We can either use a fog/aws require explicit service `require "fog/aws/storage", this is possible since this PR https://github.com/fog/fog/pull/1712

This is the benchmark @cainlevy have shared.

require fog:
2.1869

require fog/core:
0.1823

require fog/aws:
0.6524

require fog/aws/storage:
0.2302

Oh my poor memory!

dragonfly/s3_data_store: 19.3555 mb
  fog: 19.2852 mb
    fog/joyent: 6.6797 mb
      fog/joyent/compute: 6.6289 mb
        net/ssh: 6.2969 mb
          net/ssh/transport/session: 3.3906 mb
            net/ssh/transport/algorithms: 2.3555 mb
              net/ssh/transport/kex: 0.7031 mb
              net/ssh/transport/hmac: 0.5586 mb
              net/ssh/buffer: 0.3945 mb
              net/ssh/transport/cipher_factory: 0.3047 mb
            net/ssh/transport/packet_stream: 0.5859 mb
          net/ssh/authentication/session: 1.4102 mb
            net/ssh/authentication/key_manager: 0.6367 mb
          net/ssh/connection/session: 1.0547 mb
            net/ssh/connection/channel: 0.3203 mb
    fog/rackspace: 2.1914 mb
      fog/rackspace/auto_scale: 0.4297 mb
    fog/hp: 1.9258 mb
      fog/hp/block_storage: 0.5195 mb
        fog/hp/core: 0.3711 mb
      fog/hp/storage: 0.3359 mb
    fog/google: 1.1602 mb
      fog/google/compute: 0.7656 mb
    fog/openstack: 1.1016 mb
      fog/openstack/compute: 0.332 mb
    fog/softlayer: 0.7422 mb
    fog/internet_archive: 0.6328 mb
      fog/internet_archive/storage: 0.5898 mb
    fog/ecloud: 0.5977 mb
      fog/ecloud/compute: 0.5977 mb
    fog/cloudstack: 0.3984 mb
      fog/cloudstack/compute: 0.3984 mb
    fog/ibm: 0.3828 mb
    fog/libvirt: 0.3594 mb
      fog/libvirt/compute: 0.3516 mb
    fog/xenserver: 0.3125 mb
      fog/xenserver/compute: 0.3125 mb
fog/aws: 10.7031 mb
  fog/aws/core: 8.4258 mb
    fog/xml: 4.8281 mb
      nokogiri: 4.7969 mb
        nokogiri/xml: 2.3711 mb
          nokogiri/xml/node: 0.4766 mb
        nokogiri/html: 1.0313 mb
          nokogiri/html/element_description_defaults: 0.6328 mb
        nokogiri/css: 0.8047 mb
          nokogiri/css/parser: 0.4219 mb
    fog/core: 3.2188 mb
      fog/core/collection: 0.4648 mb
  fog/aws/compute: 0.3477 mb
  fog/aws/elb: 0.3008 mb
MSchmidt commented 9 years ago

Why not use aws-sdk directly then? Any memory benchmark for this?

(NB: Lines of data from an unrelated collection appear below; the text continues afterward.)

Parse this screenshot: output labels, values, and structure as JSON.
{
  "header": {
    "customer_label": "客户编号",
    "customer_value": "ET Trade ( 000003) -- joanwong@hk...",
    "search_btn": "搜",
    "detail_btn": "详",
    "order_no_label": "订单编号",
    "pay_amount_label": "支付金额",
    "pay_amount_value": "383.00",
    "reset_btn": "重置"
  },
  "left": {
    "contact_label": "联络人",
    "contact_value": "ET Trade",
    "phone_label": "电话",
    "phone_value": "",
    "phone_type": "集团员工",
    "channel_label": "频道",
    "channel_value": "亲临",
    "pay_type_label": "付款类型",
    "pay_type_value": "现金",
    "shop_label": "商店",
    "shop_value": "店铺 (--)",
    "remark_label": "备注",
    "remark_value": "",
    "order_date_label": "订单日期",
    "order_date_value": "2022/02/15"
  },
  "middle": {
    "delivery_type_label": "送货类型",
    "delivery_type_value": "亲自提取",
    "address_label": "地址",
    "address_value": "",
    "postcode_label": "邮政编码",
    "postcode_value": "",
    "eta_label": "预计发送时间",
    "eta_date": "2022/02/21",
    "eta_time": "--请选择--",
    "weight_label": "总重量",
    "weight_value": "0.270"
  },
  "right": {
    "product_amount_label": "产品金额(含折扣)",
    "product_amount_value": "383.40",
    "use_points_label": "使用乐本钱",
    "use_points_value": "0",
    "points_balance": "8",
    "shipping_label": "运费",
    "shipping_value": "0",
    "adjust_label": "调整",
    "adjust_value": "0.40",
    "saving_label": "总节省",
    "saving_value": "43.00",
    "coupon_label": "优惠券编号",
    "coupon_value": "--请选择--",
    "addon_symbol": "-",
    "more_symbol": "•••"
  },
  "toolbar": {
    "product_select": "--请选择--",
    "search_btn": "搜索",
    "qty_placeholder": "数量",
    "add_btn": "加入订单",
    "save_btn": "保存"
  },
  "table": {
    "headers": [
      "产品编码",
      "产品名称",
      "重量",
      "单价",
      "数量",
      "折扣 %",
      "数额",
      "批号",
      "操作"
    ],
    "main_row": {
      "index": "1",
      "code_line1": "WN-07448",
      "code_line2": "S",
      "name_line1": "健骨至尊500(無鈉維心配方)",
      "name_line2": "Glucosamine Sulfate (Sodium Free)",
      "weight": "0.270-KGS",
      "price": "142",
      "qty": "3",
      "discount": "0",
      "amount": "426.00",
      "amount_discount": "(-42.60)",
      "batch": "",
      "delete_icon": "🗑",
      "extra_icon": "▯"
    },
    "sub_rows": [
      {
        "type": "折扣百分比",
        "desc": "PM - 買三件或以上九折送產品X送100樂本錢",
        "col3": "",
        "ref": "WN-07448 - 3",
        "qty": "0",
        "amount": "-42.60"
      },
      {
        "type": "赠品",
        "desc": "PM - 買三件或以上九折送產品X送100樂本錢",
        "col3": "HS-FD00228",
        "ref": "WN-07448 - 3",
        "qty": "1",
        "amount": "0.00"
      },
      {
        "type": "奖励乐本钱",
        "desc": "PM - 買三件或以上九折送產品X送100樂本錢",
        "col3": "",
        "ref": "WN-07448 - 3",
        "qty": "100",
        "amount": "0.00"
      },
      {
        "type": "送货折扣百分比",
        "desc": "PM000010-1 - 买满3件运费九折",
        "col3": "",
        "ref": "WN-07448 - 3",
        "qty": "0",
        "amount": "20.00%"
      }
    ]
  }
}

speedmax commented 9 years ago

Memory consumption dropped significantly after switching to a branch from collectiveidea. See https://github.com/markevans/dragonfly-s3_data_store/pull/16

Here is the gemfile

gem 'dragonfly-s3_data_store', require: nil, github: "collectiveidea/dragonfly-s3_data_store", branch: "use-fog-aws"

memory benchmark on require using derailed_benchmark

dragonfly/s3_data_store: 1.1953 mb
  fog/aws: 1.1953 mb
    fog/aws/core: 1.1953 mb
      fog/xml: 1.1719 mb
        nokogiri: 1.168 mb
          nokogiri/xml: 0.6797 mb
MSchmidt commented 9 years ago

I've created a fork which requires fog/aws/storage directly as you suggested. It does not improve memory footprint in my benchmarks. I presume because in production only used classes are actually required. Regardless I like to require only the smallest necessary file and this seems to be the one.

https://github.com/MSchmidt/dragonfly-s3_data_store/tree/use-fog-aws (fork also includes support for eu-central-1 AWS region)

speedmax commented 9 years ago

@MSchmidt You should checkout this post to benchmark memory consuption after rails boot http://www.schneems.com/2014/11/07/i-ram-what-i-ram.html

It might be hard to notice in production when you have a lot of gem loaded or multiple web workers.

derailed_benchmark, bumbler gems and this onliner helped me tracking down slow requires and excessive memory usage from rubygems on load.

time bin/rails r 'p $LOADED_FEATURES.length'

I look forward to see how much impact on your rails boot after switching to fog/aws

markevans commented 9 years ago

thanks for this. it's merged in, and I've stuck with require 'fog/aws' rather than require 'fog/aws/storage', as the latter seemed to raise errors, and I'm not sure how fully supported it will be as fog evolves. as for using aws-sdk gem directly, I'd be up for this if it was better in any way, though don't have time to do it myself, so if anyone wanted to do a PR for that and it was demonstrably better (quicker/more robust, etc.) then I'd definitely consider pulling that in Thanks!